Par conséquent, il sera donc fait droit au recours formé par Madame [K] [J]. Il convient donc de condamner la CPAM de la Gironde à procéder au versement du capital-décès de [U] [E] à son profit.
— Sur les demandes accessoires
Sur le fondement des dispositions de l’article 696 du code de procédure civile, applicable devant le tribunal judiciaire spécialement désigné en vertu de l’article L. 211-16 du code de l’organisation judiciaire, sur le fondement de l’article R. 142-1-A du code de la sécurité sociale, au regard de la nature du litige, chacune des parties doit conserver la charge de ses propres dépens.

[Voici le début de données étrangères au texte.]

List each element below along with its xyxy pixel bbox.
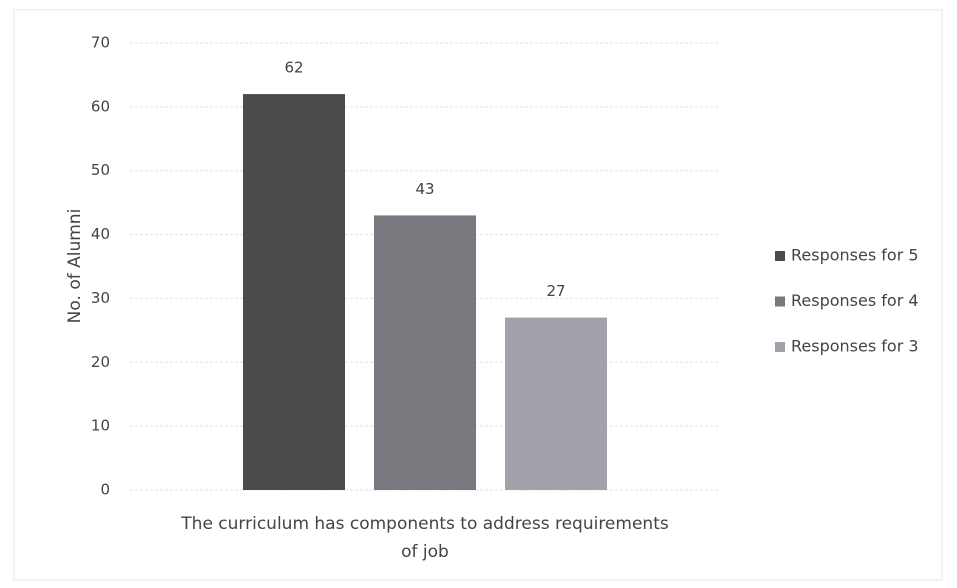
y-tick-label: 50 — [91, 161, 110, 179]
y-tick-label: 20 — [91, 353, 110, 371]
x-tick-label: The curriculum has components to address… — [181, 514, 669, 562]
y-tick-label: 60 — [91, 97, 110, 115]
y-axis-label: No. of Alumni — [65, 209, 85, 324]
data-label: 27 — [546, 282, 565, 300]
y-tick-label: 10 — [91, 417, 110, 435]
bar — [374, 215, 476, 490]
bar — [243, 94, 345, 490]
legend-swatch — [775, 342, 785, 352]
y-tick-label: 70 — [91, 34, 110, 52]
data-label: 62 — [284, 59, 303, 77]
legend-label: Responses for 5 — [791, 246, 919, 265]
bar — [505, 317, 607, 490]
chart-border — [13, 9, 943, 581]
legend-label: Responses for 4 — [791, 291, 919, 310]
y-tick-label: 0 — [100, 481, 110, 499]
legend-label: Responses for 3 — [791, 337, 919, 356]
legend-swatch — [775, 296, 785, 307]
y-tick-label: 40 — [91, 225, 110, 243]
legend-swatch — [775, 251, 785, 261]
data-label: 43 — [415, 180, 434, 198]
y-tick-label: 30 — [91, 289, 110, 307]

S’agissant des décisions rendues en matière de sécurité sociale, l’exécution provisoire est facultative, en application de l’article R. 142-10-6 du code de la sécurité sociale. Or, la nécessité d’ordonner l’exécution provisoire n’est pas démontrée.
PAR CES MOTIFS
Le tribunal judiciaire de Bordeaux, statuant par décision contradictoire mise à disposition au greffe et rendue en premier ressort,
CONDAMNE la caisse primaire d’assurance maladie de la Gironde à procéder au versement de la totalité du capital-décès de [U] [E] au profit de Madame [K] [J],
RENVOIE Madame [K] [J] devant les services de la caisse primaire d’assurance maladie de la Gironde pour la liquidation de ses droits,
DIT que chacune des parties conserve la charge de ses propres dépens,
DIT n’y avoir lieu à ordonner l’exécution provisoire du présent jugement.
Ainsi jugé et mis à disposition au greffe du tribunal le 11 mai 2026, et signé par la présidente et la greffière.